La palabra y su difusión por los diferentes medios, formales o informales que de todo hay, se ha convertido en un arma poderosa de seducción, intimidación, manipulación, distorsión de la realidad e incluso en ocasiones, aunque debiera ser en la mayoría de ellas, de información veraz, objetiva y real.

En ese proceso de emisión y recepción de la palabra intervienen tanto quienes la pronuncian como quienes la procesan, pues no tan solo se limitan a transmitirla, como quienes la reciben y sucede que lo que inicialmente se pronuncia, no siempre es lo que finalmente se transmite, entiende y/o interpreta.
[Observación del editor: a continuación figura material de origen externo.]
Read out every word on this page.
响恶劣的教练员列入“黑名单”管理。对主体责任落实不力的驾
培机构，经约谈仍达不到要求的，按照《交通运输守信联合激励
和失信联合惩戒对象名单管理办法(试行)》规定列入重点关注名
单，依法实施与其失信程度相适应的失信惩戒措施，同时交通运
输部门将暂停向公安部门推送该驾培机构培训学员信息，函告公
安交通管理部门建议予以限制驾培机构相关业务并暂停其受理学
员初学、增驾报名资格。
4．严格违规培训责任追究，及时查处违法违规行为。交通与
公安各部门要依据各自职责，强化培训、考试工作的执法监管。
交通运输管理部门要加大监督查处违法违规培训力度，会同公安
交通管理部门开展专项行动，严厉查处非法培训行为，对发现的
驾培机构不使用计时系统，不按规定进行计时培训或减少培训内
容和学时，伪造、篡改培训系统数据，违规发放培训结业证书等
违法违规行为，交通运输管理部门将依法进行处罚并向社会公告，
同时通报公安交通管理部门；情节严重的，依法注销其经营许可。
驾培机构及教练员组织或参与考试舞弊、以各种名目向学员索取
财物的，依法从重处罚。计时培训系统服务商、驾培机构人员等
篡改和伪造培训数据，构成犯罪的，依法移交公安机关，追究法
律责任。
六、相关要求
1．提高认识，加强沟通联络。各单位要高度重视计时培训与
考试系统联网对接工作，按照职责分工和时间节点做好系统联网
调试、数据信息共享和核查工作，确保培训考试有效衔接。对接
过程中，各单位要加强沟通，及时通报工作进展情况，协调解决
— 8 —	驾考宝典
Es por ello que tal como decía Von Schiller[2] “Las palabras son siempre más audaces que los hechos”, pero no es menos cierto que la palabra es mitad de quien la pronuncia y/o escribe, mitad de quien la lee y/o escucha, por lo que está sujeta a interpretación y, por tanto, nada de lo que se diga, por audaz, novedoso, importante, riguroso… que pueda ser, tendrá valor sino es compartido, analizado y traducido en hechos que sean capaces de modificar unos escenarios en los que necesariamente se pueden y deben decir y hacer muchas cosas. No hacerlo supone dar por válido lo emitido, concediendo credibilidad gratuita a quien lo emite y anulando, por tanto, la capacidad de reflexión de quien lo recibe al aceptarlo como verdad sin ni tan siquiera cuestionarlo, lo que genera posicionamientos falaces o cuanto menos de débil o nulo contraste y dudosa justificación que favorecen la anestesia de pensamiento.

El problema real, suele estar en que tenemos miedo a escuchar y que lo que escuchamos, si lo hiciésemos en lugar de tan solo oír, nos haga sentirnos amenazados o culpabilizados por lo que el mensaje pueda interpelar. Pero, lo que realmente pasa es que, como decía Goethe[3], “Los sentidos no engañan, engaña el juicio.” Porque con el oído, percibimos los sonidos. Pero sin duda esto no es suficiente para entender, analizar y posicionarse sobre algo o alguien. Necesitamos prestar atención a lo que oímos para extraer su significado. Es un proceso mental y un proceso de extracción. Por lo tanto, escuchar no es lo mismo que oír, pues esto último se refiere sólo a notar los sonidos que percibimos. Escuchar requiere decodificarlos para comprenderlos, por lo que, si no hay escucha, no puede haber comunicación. Oír es involuntario, llegando incluso a naturalizar y no sentir determinados sonidos e incluso hechos o acontecimientos por repetitivos o como mecanismo de defensa para evitar involucrarnos o sentirnos instados a posicionarnos. Escuchar, sin embargo, requiere de voluntad y de conocimientos para hacerlo eficazmente. De igual manera la lectura supone un proceso similar. No se trata de unir palabras de manera mecánica, sino de analizarlas y extraer su sentido desde la reflexión y el pensamiento crítico.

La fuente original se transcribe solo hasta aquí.